Flambée des bénéfices, point bas de l'émotion : la véritable réalité de la cryptographie face au déblocage de 6 milliards
Le marché de la cryptomonnaie traverse une période paradoxale : malgré une peur extrême (indice de peur/avidité à son plus bas), la profitabilité du secteur atteint des sommets historiques. Les protocoles crypto ont généré 748 milliards de dollars de frais depuis 2018, dont 314 milliards entre janvier 2024 et juin 2025.
Cependant, l'industrie est en pleine consolidation. De nombreux projets ferment et les licenciements se multiplient. La structure des revenus a radicalement changé : les émetteurs de stablecoins (Tether, Circle) captent désormais 34,3% des frais totaux, profitant de la demande des pays du Sud et de coûts marginaux quasi nuls. Leurs barrières sont la liquidité, la conformité et l'avantage du premier mouvement.
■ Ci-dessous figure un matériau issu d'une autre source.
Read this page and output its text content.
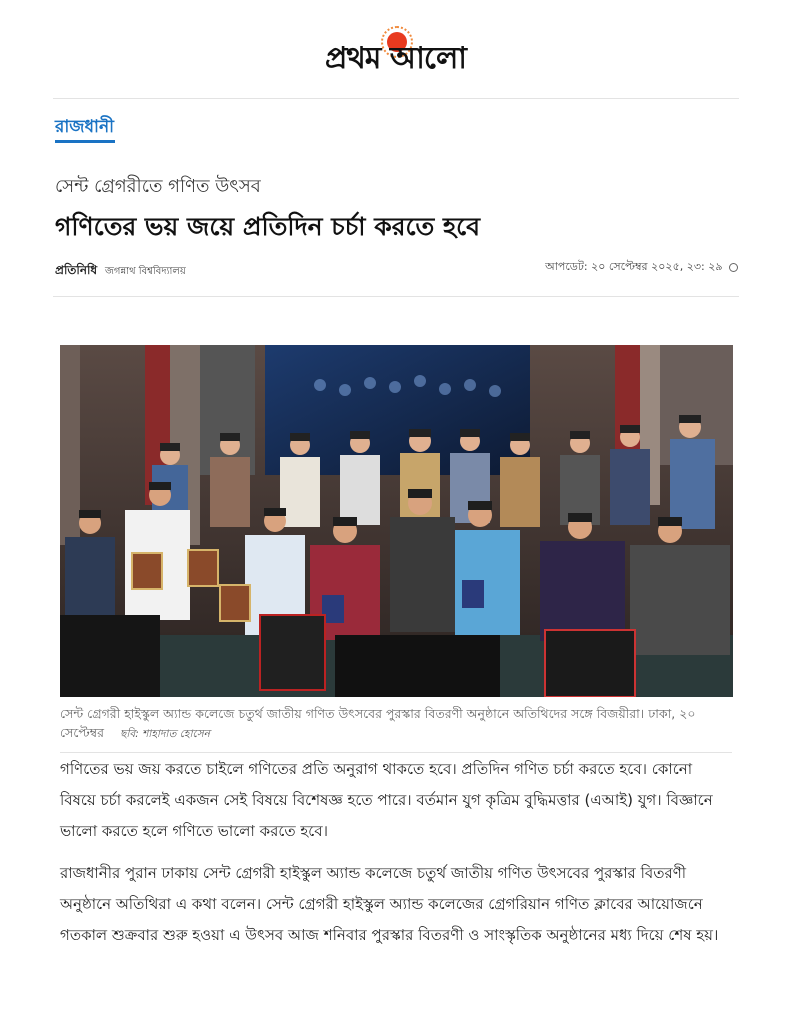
প্রথম আলো
রাজধানী
সেন্ট গ্রেগরীতে গণিত উৎসব
গণিতের ভয় জয়ে প্রতিদিন চর্চা করতে হবে
প্রতিনিধি জগন্নাথ বিশ্ববিদ্যালয়	আপডেট: ২০ সেপ্টেম্বর ২০২৫, ২৩: ২৯
সেন্ট গ্রেগরী হাইস্কুল অ্যান্ড কলেজে চতুর্থ জাতীয় গণিত উৎসবের পুরস্কার বিতরণী অনুষ্ঠানে অতিথিদের সঙ্গে বিজয়ীরা। ঢাকা, ২০ সেপ্টেম্বর ছবি: শাহাদাত হোসেন

গণিতের ভয় জয় করতে চাইলে গণিতের প্রতি অনুরাগ থাকতে হবে। প্রতিদিন গণিত চর্চা করতে হবে। কোনো বিষয়ে চর্চা করলেই একজন সেই বিষয়ে বিশেষজ্ঞ হতে পারে। বর্তমান যুগ কৃত্রিম বুদ্ধিমত্তার (এআই) যুগ। বিজ্ঞানে ভালো করতে হলে গণিতে ভালো করতে হবে।

রাজধানীর পুরান ঢাকায় সেন্ট গ্রেগরী হাইস্কুল অ্যান্ড কলেজে চতুর্থ জাতীয় গণিত উৎসবের পুরস্কার বিতরণী অনুষ্ঠানে অতিথিরা এ কথা বলেন। সেন্ট গ্রেগরী হাইস্কুল অ্যান্ড কলেজের গ্রেগরিয়ান গণিত ক্লাবের আয়োজনে গতকাল শুক্রবার শুরু হওয়া এ উৎসব আজ শনিবার পুরস্কার বিতরণী ও সাংস্কৃতিক অনুষ্ঠানের মধ্য দিয়ে শেষ হয়।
Les applications de trading (bots Telegram, plateformes de memecoins et de contrats perpétuels) représentent plus de 15% des revenus. Ces "machines à dopamine" répondent à une demande réelle mais sont très cycliques.
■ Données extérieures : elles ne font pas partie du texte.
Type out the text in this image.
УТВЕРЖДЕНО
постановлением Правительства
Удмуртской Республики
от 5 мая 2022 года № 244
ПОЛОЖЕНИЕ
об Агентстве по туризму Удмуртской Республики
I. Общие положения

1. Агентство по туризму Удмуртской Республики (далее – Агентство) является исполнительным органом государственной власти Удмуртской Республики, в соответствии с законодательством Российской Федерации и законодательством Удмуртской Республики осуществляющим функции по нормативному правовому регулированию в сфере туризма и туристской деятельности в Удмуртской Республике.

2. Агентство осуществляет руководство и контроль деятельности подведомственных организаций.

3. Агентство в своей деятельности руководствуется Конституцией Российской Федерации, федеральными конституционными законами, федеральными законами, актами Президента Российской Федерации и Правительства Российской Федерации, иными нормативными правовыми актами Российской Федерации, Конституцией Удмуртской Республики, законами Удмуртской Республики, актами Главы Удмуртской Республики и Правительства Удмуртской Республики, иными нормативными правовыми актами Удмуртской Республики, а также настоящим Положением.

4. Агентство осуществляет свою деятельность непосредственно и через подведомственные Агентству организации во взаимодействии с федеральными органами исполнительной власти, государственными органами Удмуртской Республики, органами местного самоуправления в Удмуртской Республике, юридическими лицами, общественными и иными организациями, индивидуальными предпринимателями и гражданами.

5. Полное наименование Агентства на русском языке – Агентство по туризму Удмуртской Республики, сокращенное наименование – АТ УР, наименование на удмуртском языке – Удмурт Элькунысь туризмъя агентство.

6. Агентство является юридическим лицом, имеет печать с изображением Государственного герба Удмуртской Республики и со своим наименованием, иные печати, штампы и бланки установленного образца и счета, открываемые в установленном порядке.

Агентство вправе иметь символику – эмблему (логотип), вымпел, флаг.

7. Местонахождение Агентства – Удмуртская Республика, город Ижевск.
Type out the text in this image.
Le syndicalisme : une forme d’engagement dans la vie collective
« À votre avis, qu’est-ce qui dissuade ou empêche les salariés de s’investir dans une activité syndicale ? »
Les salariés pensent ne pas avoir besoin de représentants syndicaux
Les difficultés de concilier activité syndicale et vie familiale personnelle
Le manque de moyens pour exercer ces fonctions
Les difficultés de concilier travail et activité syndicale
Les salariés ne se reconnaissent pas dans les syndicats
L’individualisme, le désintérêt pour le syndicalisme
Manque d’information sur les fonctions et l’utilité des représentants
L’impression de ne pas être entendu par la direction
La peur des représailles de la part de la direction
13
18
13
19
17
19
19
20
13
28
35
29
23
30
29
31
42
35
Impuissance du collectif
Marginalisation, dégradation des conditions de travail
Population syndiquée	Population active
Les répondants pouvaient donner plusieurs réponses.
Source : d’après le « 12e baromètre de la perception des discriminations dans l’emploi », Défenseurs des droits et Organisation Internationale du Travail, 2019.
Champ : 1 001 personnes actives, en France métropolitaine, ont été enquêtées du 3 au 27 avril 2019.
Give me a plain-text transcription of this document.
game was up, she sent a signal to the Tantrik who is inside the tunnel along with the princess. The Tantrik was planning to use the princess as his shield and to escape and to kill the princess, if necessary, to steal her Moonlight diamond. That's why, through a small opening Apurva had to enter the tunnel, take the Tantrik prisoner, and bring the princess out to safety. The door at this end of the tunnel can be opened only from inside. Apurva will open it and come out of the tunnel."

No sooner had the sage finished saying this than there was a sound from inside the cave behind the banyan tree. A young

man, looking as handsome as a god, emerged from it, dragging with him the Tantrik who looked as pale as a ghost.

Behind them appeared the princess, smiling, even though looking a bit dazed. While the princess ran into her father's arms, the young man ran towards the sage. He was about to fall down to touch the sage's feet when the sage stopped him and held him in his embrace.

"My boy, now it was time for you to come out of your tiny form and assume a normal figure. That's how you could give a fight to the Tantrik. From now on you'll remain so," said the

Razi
Les couches sous-jacentes (Layer 1, Layer 2) et les protocoles DeFi voient leurs valorisations s'effondrer (ratio prix/frais en baisse drastique) malgré une activité croissante, signe que le marché valorise désormais l'utilité réelle et les revenus plutôt que la simple nouveauté.
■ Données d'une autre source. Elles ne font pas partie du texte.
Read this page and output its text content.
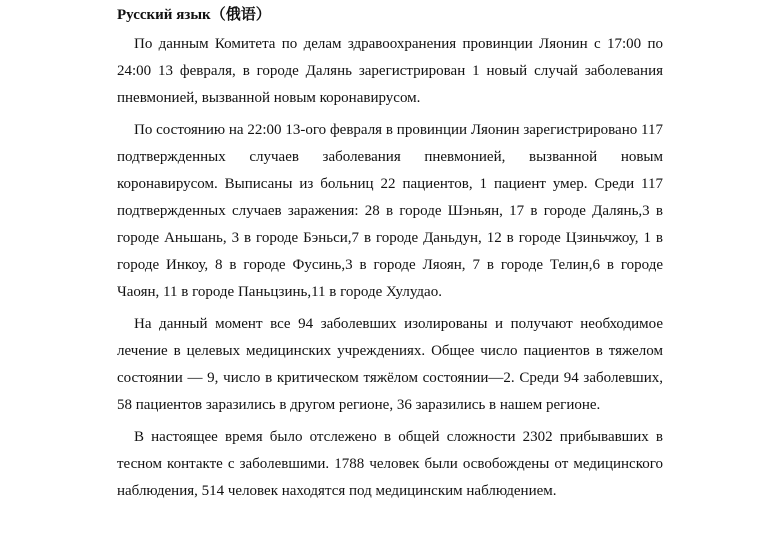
Русский язык（俄语）

По данным Комитета по делам здравоохранения провинции Ляонин с 17:00 по 24:00 13 февраля, в городе Далянь зарегистрирован 1 новый случай заболевания пневмонией, вызванной новым коронавирусом.

По состоянию на 22:00 13-ого февраля в провинции Ляонин зарегистрировано 117 подтвержденных случаев заболевания пневмонией, вызванной новым коронавирусом. Выписаны из больниц 22 пациентов, 1 пациент умер. Среди 117 подтвержденных случаев заражения: 28 в городе Шэньян, 17 в городе Далянь,3 в городе Аньшань, 3 в городе Бэньси,7 в городе Даньдун, 12 в городе Цзиньчжоу, 1 в городе Инкоу, 8 в городе Фусинь,3 в городе Ляоян, 7 в городе Телин,6 в городе Чаоян, 11 в городе Паньцзинь,11 в городе Хулудао.

На данный момент все 94 заболевших изолированы и получают необходимое лечение в целевых медицинских учреждениях. Общее число пациентов в тяжелом состоянии — 9, число в критическом тяжёлом состоянии—2. Среди 94 заболевших, 58 пациентов заразились в другом регионе, 36 заразились в нашем регионе.

В настоящее время было отслежено в общей сложности 2302 прибывавших в тесном контакте с заболевшими. 1788 человек были освобождены от медицинского наблюдения, 514 человек находятся под медицинским наблюдением.
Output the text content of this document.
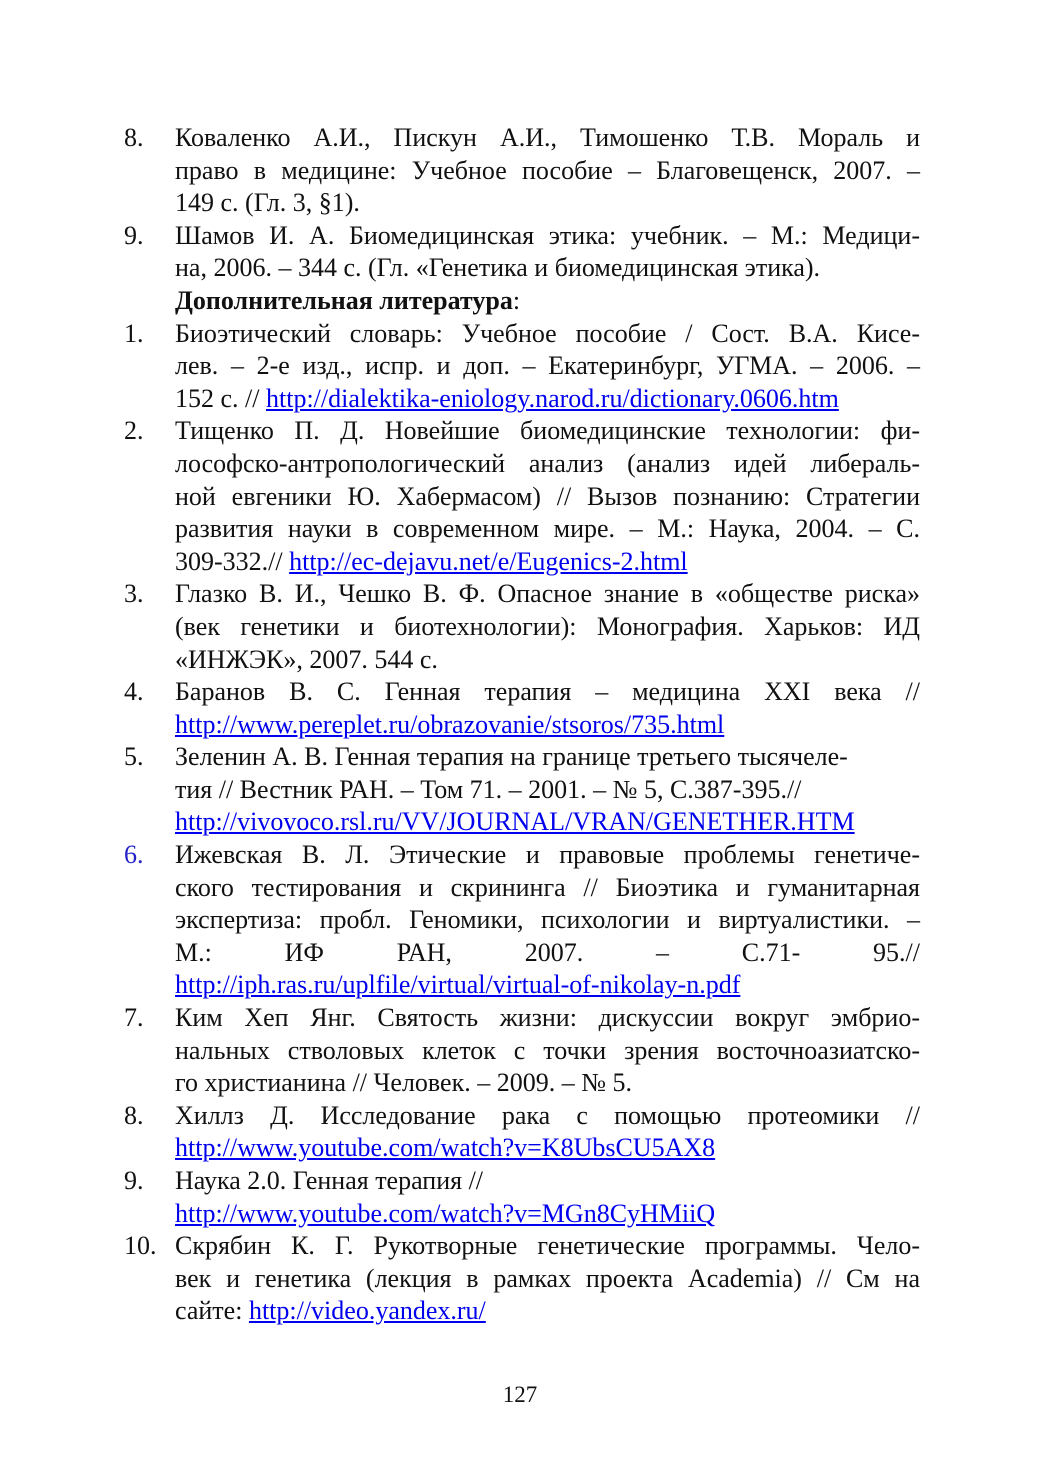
8.	Коваленко А.И., Пискун А.И., Тимошенко Т.В. Мораль и
право в медицине: Учебное пособие – Благовещенск, 2007. –
149 с. (Гл. 3, §1).
9.	Шамов И. А. Биомедицинская этика: учебник. – М.: Медици-
на, 2006. – 344 с. (Гл. «Генетика и биомедицинская этика).
Дополнительная литература:
1.	Биоэтический словарь: Учебное пособие / Сост. В.А. Кисе-
лев. – 2-е изд., испр. и доп. – Екатеринбург, УГМА. – 2006. –
152 с. // http://dialektika-eniology.narod.ru/dictionary.0606.htm
2.	Тищенко П. Д. Новейшие биомедицинские технологии: фи-
лософско-антропологический анализ (анализ идей либераль-
ной евгеники Ю. Хабермасом) // Вызов познанию: Стратегии
развития науки в современном мире. – М.: Наука, 2004. – С.
309-332.// http://ec-dejavu.net/e/Eugenics-2.html
3.	Глазко В. И., Чешко В. Ф. Опасное знание в «обществе риска»
(век генетики и биотехнологии): Монография. Харьков: ИД
«ИНЖЭК», 2007. 544 с.
4.	Баранов В. С. Генная терапия – медицина XXI века //
http://www.pereplet.ru/obrazovanie/stsoros/735.html
5.	Зеленин А. В. Генная терапия на границе третьего тысячеле-
тия // Вестник РАН. – Том 71. – 2001. – № 5, С.387-395.//
http://vivovoco.rsl.ru/VV/JOURNAL/VRAN/GENETHER.HTM
6.	Ижевская В. Л. Этические и правовые проблемы генетиче-
ского тестирования и скрининга // Биоэтика и гуманитарная
экспертиза: пробл. Геномики, психологии и виртуалистики. –
М.: ИФ РАН, 2007. – С.71- 95.//
http://iph.ras.ru/uplfile/virtual/virtual-of-nikolay-n.pdf
7.	Ким Хеп Янг. Святость жизни: дискуссии вокруг эмбрио-
нальных стволовых клеток с точки зрения восточноазиатско-
го христианина // Человек. – 2009. – № 5.
8.	Хиллз Д. Исследование рака с помощью протеомики //
http://www.youtube.com/watch?v=K8UbsCU5AX8
9.	Наука 2.0. Генная терапия //
http://www.youtube.com/watch?v=MGn8CyHMiiQ
10. Скрябин К. Г. Рукотворные генетические программы. Чело-
век и генетика (лекция в рамках проекта Academia) // См на
сайте: http://video.yandex.ru/
127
L'industrie développe trois types de "douves" : l'avantage du premier mouvement (Tether), la liquidité (Aave, Hyperliquid) et la distribution (applications saisonnières). Les jetons doivent désormais offrir de réels droits économiques et de gouvernance pour justifier leur valeur.
En conclusion, l'ère de l'infrastructure pure est révolue. Le futur de la crypto réside dans son intégration invisible au sein de l'internet traditionnel, en se concentrant sur deux modèles économiques viables : prélever des micro-frais sur le trading haute fréquence ou des frais plus élevés sur les transactions nécessitant une confiance et une vérification absolues.